Conheci várias gestões do PT regional, seus candidatos; depois do sindicato. Havia muito tédio, e também outras crianças desinteressadas por aquilo tudo. Criávamos brincadeiras, metas e desafios, e sempre havia certa competição pra ver quem ia conseguir ir embora primeiro. Às vezes nossos pais se desentendiam numa reunião, e aquela criança sumia do círculo. Na falta circunstancial de companhias infantis, me imiscuía facilmente entre os adultos. Aprendi com eles a sambar e a assoviar com dois dedos na boca. Era um exemplo de “companheira”.
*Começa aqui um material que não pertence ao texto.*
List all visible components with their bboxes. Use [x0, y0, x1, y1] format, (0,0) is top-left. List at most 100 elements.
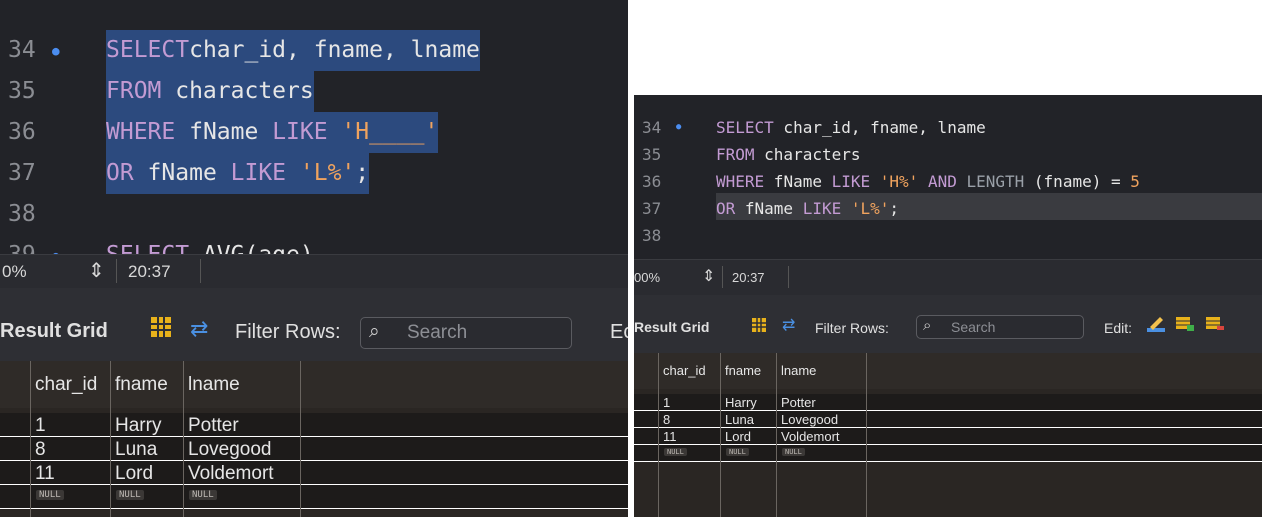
- code-token: AND: [918, 172, 957, 191]
- table-cell: Potter: [781, 395, 816, 410]
- code-token: 'H____': [327, 119, 439, 145]
- column-header-char_id[interactable]: char_id: [663, 363, 706, 378]
- code-token: fName: [764, 172, 832, 191]
- code-line[interactable]: 35 FROM characters: [0, 71, 628, 112]
- code-token: fName: [735, 199, 803, 218]
- null-badge: NULL: [664, 448, 687, 456]
- code-token: 'H%': [870, 172, 919, 191]
- code-token: LIKE: [831, 172, 871, 191]
- null-badge: NULL: [189, 490, 217, 500]
- code-text[interactable]: SELECTchar_id, fname, lname: [106, 30, 480, 71]
- line-number: 34: [642, 118, 662, 137]
- add-row-icon[interactable]: [1175, 316, 1195, 337]
- grid-layout-icon[interactable]: [150, 316, 172, 343]
- column-divider: [658, 353, 659, 517]
- filter-rows-label: Filter Rows:: [235, 321, 341, 343]
- column-header-char_id[interactable]: char_id: [35, 374, 97, 396]
- table-cell: Luna: [725, 412, 754, 427]
- result-grid-left[interactable]: char_id fname lname 1 Harry Potter 8 Luna Lovego…: [0, 361, 628, 517]
- cursor-position: 20:37: [732, 270, 765, 285]
- code-text[interactable]: WHERE fName LIKE 'H____': [106, 112, 439, 153]
- result-grid-label[interactable]: Result Grid: [634, 319, 709, 335]
- code-token: char_id, fname, lname: [773, 118, 986, 137]
- line-number: 38: [8, 201, 36, 227]
- sql-editor-right[interactable]: 34 ● SELECT char_id, fname, lname 35 FROM ch…: [634, 95, 1262, 259]
- line-number: 35: [8, 78, 36, 104]
- search-placeholder: Search: [407, 322, 468, 343]
- line-number: 36: [642, 172, 662, 191]
- table-row[interactable]: [0, 461, 628, 485]
- zoom-label[interactable]: 00%: [634, 270, 660, 285]
- table-cell: 8: [663, 412, 671, 427]
- code-line[interactable]: 37 OR fName LIKE 'L%';: [634, 195, 1262, 222]
- code-token: SELECT: [106, 37, 190, 63]
- table-row[interactable]: [0, 485, 628, 509]
- code-text[interactable]: OR fName LIKE 'L%';: [106, 153, 370, 194]
- grid-layout-icon[interactable]: [751, 317, 767, 338]
- column-header-lname[interactable]: lname: [781, 363, 816, 378]
- result-grid-label[interactable]: Result Grid: [0, 320, 108, 343]
- delete-row-icon[interactable]: [1205, 316, 1225, 337]
- pencil-icon[interactable]: [1146, 315, 1166, 338]
- column-header-fname[interactable]: fname: [115, 374, 168, 396]
- search-input-right[interactable]: ⌕ Search: [916, 315, 1084, 339]
- magnifier-icon: ⌕: [923, 317, 932, 334]
- sql-editor-left[interactable]: 34 ● SELECTchar_id, fname, lname 35 FROM cha…: [0, 0, 628, 268]
- table-row[interactable]: [0, 437, 628, 461]
- code-token: FROM: [106, 78, 162, 104]
- search-input-left[interactable]: ⌕ Search: [360, 317, 572, 349]
- code-line[interactable]: 34 ● SELECT char_id, fname, lname: [634, 114, 1262, 141]
- magnifier-icon: ⌕: [369, 321, 380, 342]
- line-number: 34: [8, 37, 36, 63]
- result-toolbar-right: Result Grid ⇄ Filter Rows: ⌕ Search Edit…: [634, 295, 1262, 353]
- column-header-fname[interactable]: fname: [725, 363, 761, 378]
- code-token: FROM: [716, 145, 755, 164]
- code-text[interactable]: WHERE fName LIKE 'H%' AND LENGTH (fname)…: [716, 168, 1140, 195]
- table-cell: Voldemort: [781, 429, 840, 444]
- editor-status-bar-left: 0% ⇕ 20:37: [0, 254, 628, 289]
- cursor-position: 20:37: [128, 262, 171, 281]
- null-badge: NULL: [726, 448, 749, 456]
- code-token: ;: [889, 199, 900, 218]
- refresh-arrows-icon[interactable]: ⇄: [190, 316, 208, 342]
- column-header-lname[interactable]: lname: [188, 374, 240, 396]
- table-row[interactable]: [0, 413, 628, 437]
- table-cell: Voldemort: [188, 463, 274, 484]
- search-placeholder: Search: [951, 319, 996, 335]
- table-cell: 11: [35, 463, 55, 484]
- code-text[interactable]: SELECT char_id, fname, lname: [716, 114, 986, 141]
- column-divider: [720, 353, 721, 517]
- code-text[interactable]: OR fName LIKE 'L%';: [716, 195, 899, 222]
- code-line[interactable]: 34 ● SELECTchar_id, fname, lname: [0, 30, 628, 71]
- zoom-label[interactable]: 0%: [2, 262, 27, 282]
- code-line[interactable]: 36 WHERE fName LIKE 'H____': [0, 112, 628, 153]
- code-text[interactable]: FROM characters: [716, 141, 861, 168]
- statement-marker-icon: ●: [676, 122, 682, 132]
- table-cell: Lovegood: [188, 439, 272, 460]
- code-line[interactable]: 36 WHERE fName LIKE 'H%' AND LENGTH (fnam…: [634, 168, 1262, 195]
- code-token: LIKE: [802, 199, 842, 218]
- refresh-arrows-icon[interactable]: ⇄: [782, 315, 795, 335]
- up-down-stepper-icon[interactable]: ⇕: [88, 258, 105, 283]
- code-line[interactable]: 38: [634, 222, 1262, 249]
- table-cell: 1: [663, 395, 671, 410]
- column-divider: [776, 353, 777, 517]
- table-cell: Lord: [115, 463, 154, 484]
- code-line[interactable]: 35 FROM characters: [634, 141, 1262, 168]
- code-token: 5: [1130, 172, 1140, 191]
- filter-rows-label: Filter Rows:: [815, 320, 889, 336]
- code-token: 'L%': [841, 199, 890, 218]
- code-line[interactable]: 37 OR fName LIKE 'L%';: [0, 153, 628, 194]
- column-divider: [866, 353, 867, 517]
- table-cell: 11: [663, 429, 677, 444]
- result-grid-right[interactable]: char_id fname lname 1 Harry Potter 8 Luna Lovego…: [634, 353, 1262, 517]
- table-cell: Lord: [725, 429, 752, 444]
- code-token: LENGTH: [956, 172, 1025, 191]
- code-line[interactable]: 38: [0, 194, 628, 235]
- up-down-stepper-icon[interactable]: ⇕: [702, 266, 715, 286]
- column-divider: [183, 361, 184, 517]
- table-cell: Luna: [115, 439, 158, 460]
- result-toolbar-left: Result Grid ⇄ Filter Rows: ⌕ Search Ec: [0, 288, 628, 361]
- code-text[interactable]: FROM characters: [106, 71, 314, 112]
- code-token: fName: [133, 160, 231, 186]
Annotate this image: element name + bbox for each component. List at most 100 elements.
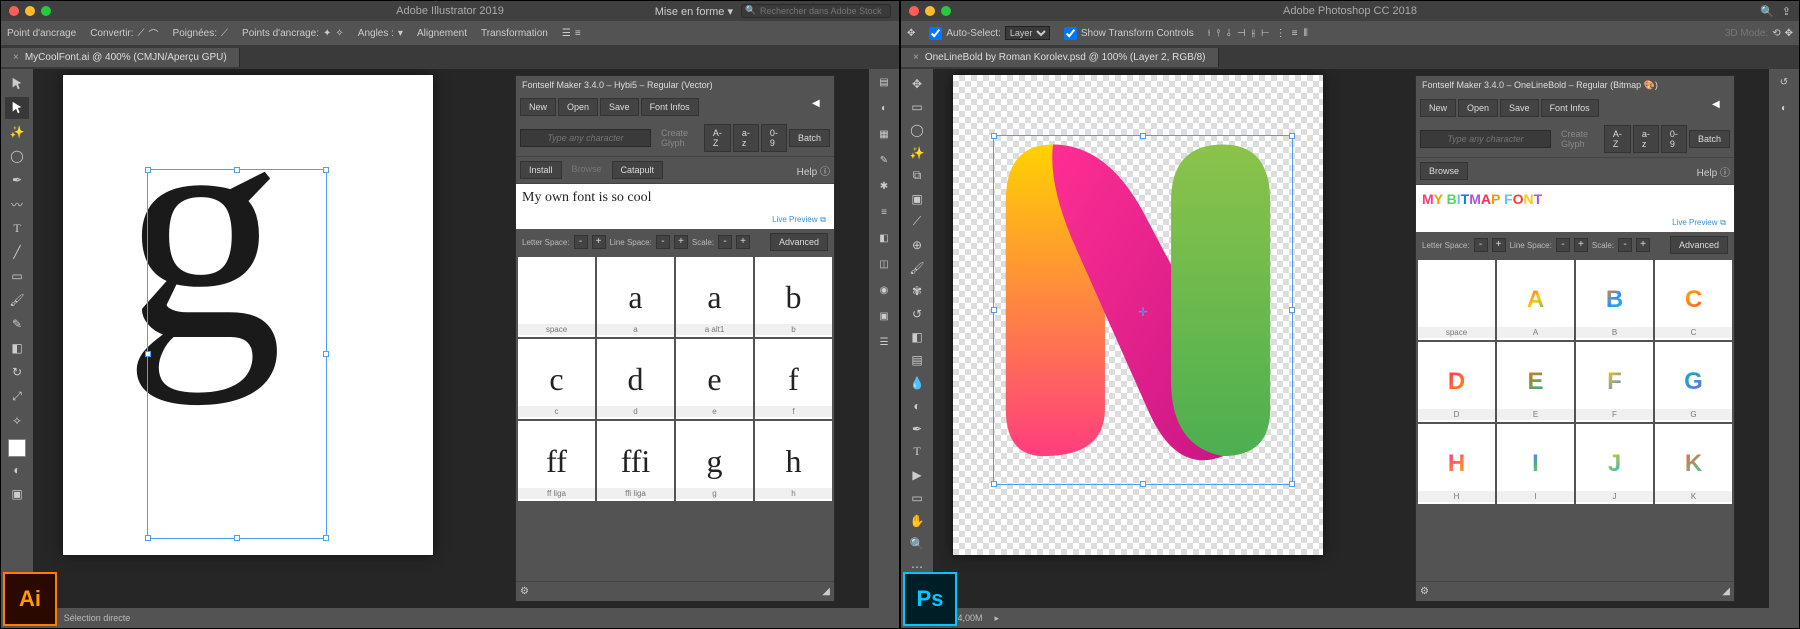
distribute-icon[interactable]: ≡ bbox=[575, 28, 581, 39]
create-glyph-button[interactable]: Create Glyph bbox=[653, 125, 702, 151]
canvas-area[interactable]: ✛ Fontself Maker 3.4.0 – OneLineBold – R… bbox=[933, 69, 1769, 608]
gradient-tool[interactable]: ▤ bbox=[905, 349, 929, 370]
eyedropper-tool[interactable]: ⟋ bbox=[905, 211, 929, 232]
glyph-cell[interactable]: FF bbox=[1576, 342, 1653, 422]
preview-text[interactable]: MY BITMAP FONT bbox=[1416, 185, 1734, 215]
lasso-tool[interactable]: ◯ bbox=[5, 145, 29, 167]
curvature-tool[interactable]: 〰 bbox=[5, 193, 29, 215]
frame-tool[interactable]: ▣ bbox=[905, 188, 929, 209]
alignment-label[interactable]: Alignement bbox=[417, 28, 467, 39]
glyph-cell[interactable]: aa bbox=[597, 257, 674, 337]
range-AZ[interactable]: A-Z bbox=[1604, 125, 1631, 153]
auto-select-checkbox[interactable] bbox=[929, 27, 942, 40]
gear-icon[interactable]: ⚙ bbox=[1420, 586, 1429, 597]
close-icon[interactable] bbox=[909, 6, 919, 16]
type-tool[interactable]: T bbox=[905, 441, 929, 462]
minimize-icon[interactable] bbox=[925, 6, 935, 16]
lasso-tool[interactable]: ◯ bbox=[905, 119, 929, 140]
glyph-cell[interactable]: cc bbox=[518, 339, 595, 419]
align-right-icon[interactable]: ⊢ bbox=[1261, 28, 1270, 39]
history-icon[interactable]: ↺ bbox=[1775, 73, 1793, 91]
line-plus[interactable]: + bbox=[674, 235, 688, 249]
line-plus[interactable]: + bbox=[1574, 238, 1588, 252]
align-bottom-icon[interactable]: ⫰ bbox=[1227, 28, 1231, 39]
path-select-tool[interactable]: ▶ bbox=[905, 464, 929, 485]
handles-icon[interactable]: ⟋ bbox=[221, 28, 228, 39]
glyph-cell[interactable]: space bbox=[518, 257, 595, 337]
scale-minus[interactable]: - bbox=[718, 235, 732, 249]
open-button[interactable]: Open bbox=[558, 98, 598, 116]
orbit3d-icon[interactable]: ⟲ bbox=[1772, 28, 1780, 39]
transparency-icon[interactable]: ◫ bbox=[875, 255, 893, 273]
align-left-icon[interactable]: ⊣ bbox=[1237, 28, 1246, 39]
document-tab[interactable]: ×MyCoolFont.ai @ 400% (CMJN/Aperçu GPU) bbox=[1, 48, 240, 67]
resize-icon[interactable]: ◢ bbox=[1722, 586, 1730, 597]
angles-dropdown[interactable]: ▾ bbox=[398, 28, 403, 39]
rocket-icon[interactable]: ◀ bbox=[1712, 99, 1730, 117]
auto-select-dropdown[interactable]: Layer bbox=[1005, 26, 1050, 40]
align-icon[interactable]: ☰ bbox=[562, 28, 571, 39]
glyph-cell[interactable]: ffff liga bbox=[518, 421, 595, 501]
convert-smooth-icon[interactable]: ⌒ bbox=[149, 26, 159, 41]
advanced-button[interactable]: Advanced bbox=[1670, 236, 1728, 254]
close-tab-icon[interactable]: × bbox=[13, 52, 19, 63]
color-mode-icon[interactable]: ◐ bbox=[5, 459, 29, 481]
symbols-icon[interactable]: ✱ bbox=[875, 177, 893, 195]
letter-plus[interactable]: + bbox=[1492, 238, 1506, 252]
brush-tool[interactable]: 🖌 bbox=[905, 257, 929, 278]
range-AZ[interactable]: A-Z bbox=[704, 124, 731, 152]
rotate-tool[interactable]: ↻ bbox=[5, 361, 29, 383]
font-infos-button[interactable]: Font Infos bbox=[1541, 99, 1599, 117]
glyph-cell[interactable]: space bbox=[1418, 260, 1495, 340]
maximize-icon[interactable] bbox=[41, 6, 51, 16]
range-09[interactable]: 0-9 bbox=[1661, 125, 1687, 153]
range-09[interactable]: 0-9 bbox=[761, 124, 787, 152]
fill-color[interactable] bbox=[8, 439, 26, 457]
direct-selection-tool[interactable] bbox=[5, 97, 29, 119]
stroke-icon[interactable]: ≡ bbox=[875, 203, 893, 221]
glyph-cell[interactable]: GG bbox=[1655, 342, 1732, 422]
eraser-tool[interactable]: ◧ bbox=[905, 326, 929, 347]
gear-icon[interactable]: ⚙ bbox=[520, 586, 529, 597]
history-brush-tool[interactable]: ↺ bbox=[905, 303, 929, 324]
clone-tool[interactable]: ✾ bbox=[905, 280, 929, 301]
swatches-icon[interactable]: ▦ bbox=[875, 125, 893, 143]
width-tool[interactable]: ⟡ bbox=[5, 409, 29, 431]
shaper-tool[interactable]: ✎ bbox=[5, 313, 29, 335]
info-icon[interactable]: ⓘ bbox=[1720, 168, 1730, 179]
resize-icon[interactable]: ◢ bbox=[822, 586, 830, 597]
color-icon[interactable]: ◐ bbox=[1775, 99, 1793, 117]
line-tool[interactable]: ╱ bbox=[5, 241, 29, 263]
glyph-cell[interactable]: KK bbox=[1655, 424, 1732, 504]
minimize-icon[interactable] bbox=[25, 6, 35, 16]
font-infos-button[interactable]: Font Infos bbox=[641, 98, 699, 116]
graphic-styles-icon[interactable]: ▣ bbox=[875, 307, 893, 325]
add-anchor-icon[interactable]: ✦ bbox=[323, 28, 331, 39]
distribute-v-icon[interactable]: ⦀ bbox=[1304, 28, 1308, 39]
align-top-icon[interactable]: ⫮ bbox=[1208, 28, 1211, 39]
glyph-cell[interactable]: aa alt1 bbox=[676, 257, 753, 337]
adobe-stock-search[interactable] bbox=[741, 4, 891, 18]
live-preview-link[interactable]: Live Preview bbox=[772, 215, 817, 224]
align-hcenter-icon[interactable]: ⫲ bbox=[1252, 28, 1255, 39]
type-character-input[interactable] bbox=[1420, 130, 1551, 148]
save-button[interactable]: Save bbox=[600, 98, 639, 116]
pan3d-icon[interactable]: ✥ bbox=[1785, 28, 1793, 39]
letter-plus[interactable]: + bbox=[592, 235, 606, 249]
glyph-cell[interactable]: gg bbox=[676, 421, 753, 501]
remove-anchor-icon[interactable]: ✧ bbox=[335, 28, 343, 39]
glyph-cell[interactable]: HH bbox=[1418, 424, 1495, 504]
move-tool[interactable]: ✥ bbox=[905, 73, 929, 94]
marquee-tool[interactable]: ▭ bbox=[905, 96, 929, 117]
info-icon[interactable]: ⓘ bbox=[820, 167, 830, 178]
glyph-cell[interactable]: BB bbox=[1576, 260, 1653, 340]
glyph-cell[interactable]: AA bbox=[1497, 260, 1574, 340]
close-tab-icon[interactable]: × bbox=[913, 52, 919, 63]
shape-tool[interactable]: ▭ bbox=[905, 487, 929, 508]
open-button[interactable]: Open bbox=[1458, 99, 1498, 117]
pen-tool[interactable]: ✒ bbox=[905, 418, 929, 439]
format-dropdown[interactable]: Mise en forme ▾ bbox=[655, 5, 733, 18]
advanced-button[interactable]: Advanced bbox=[770, 233, 828, 251]
transformation-label[interactable]: Transformation bbox=[481, 28, 548, 39]
paintbrush-tool[interactable]: 🖌 bbox=[5, 289, 29, 311]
Em 1994, pra provocar, declarei firmemente meu apoio a FHC. Não me deram muita confiança, então abandonei a ideia. Em 1998, já adolescente, tirei outra foto com o Lula, que agora estava bem mais pop e disputado. Saiu no jornal e tudo, mas ele perdeu de novo. Eu estava na flor da idade revolucionária e usava camisas do Che Guevara, ouvia Rage Against the Machine, sonhava em ir a Cuba, desenhava bandeiras dos Estados Unidos de cabeça para baixo na capa do meu caderno da escola, lia livros como “O príncipe” (Maquiavel), “A ilha” (Fernando Morais), “As veias abertas da América Latina” (Eduardo Galeano) e sabia a diferença entre Libelu e Estratégia.
Em 2002, na ressaca daquela euforia, ainda tentei uma terceira foto, mas fui esmagada e meu porta-retratos, estraçalhado pela multidão. Não consegui a foto; abandonei a muvuca e a política. O Lula ganhou. Foi a primeira e última vez que votei para presidente. Desde então, estive fora, viajei, não fiz questão mesmo. Das eleições municipais, só votei em uma. Não é um manifesto. Simplesmente foi assim. Precisei ceder uma parte boa da minha infância em nome de uma causa que não era a minha. Cresci ouvindo como resposta “depois das eleições” ou “depois da greve” ou “depois da campanha salarial”. Me senti injustiçada. Muitas vezes. E não quis que minha vida, a partir do momento em que coubesse a mim decidir, fosse regida por esse calendário, arbitrário a meu ver.
Foi morando na França que fui perceber minha admiração por seu Estado, presente, e sua tradição, de esquerda. Meu respeito pela organização dos sindicatos. Pela sindicalização de toda e qualquer profissão ou ofício. As greves e piquetes, que eu tanto detestava, acabaram mexendo comigo. Como a defesa – no grito – dos direitos dos imigrantes, dos exilados. A paralisação completa da rede ferroviária do país diante da ameaça de sua privatização; dos jovens sem penetração no mercado de trabalho; dos trabalhadores afetados pela mudança na idade de aposentadoria. Me emocionei, algumas vezes, vendo na França um país comprometido.
Pensei no meu pai lá em Minas, microfone na mão, rouco, até hoje defendendo campanhas salariais das escolas municipais no meio da rua. Vi o homem; atrás do pai, do sindicalista. E vi uma história.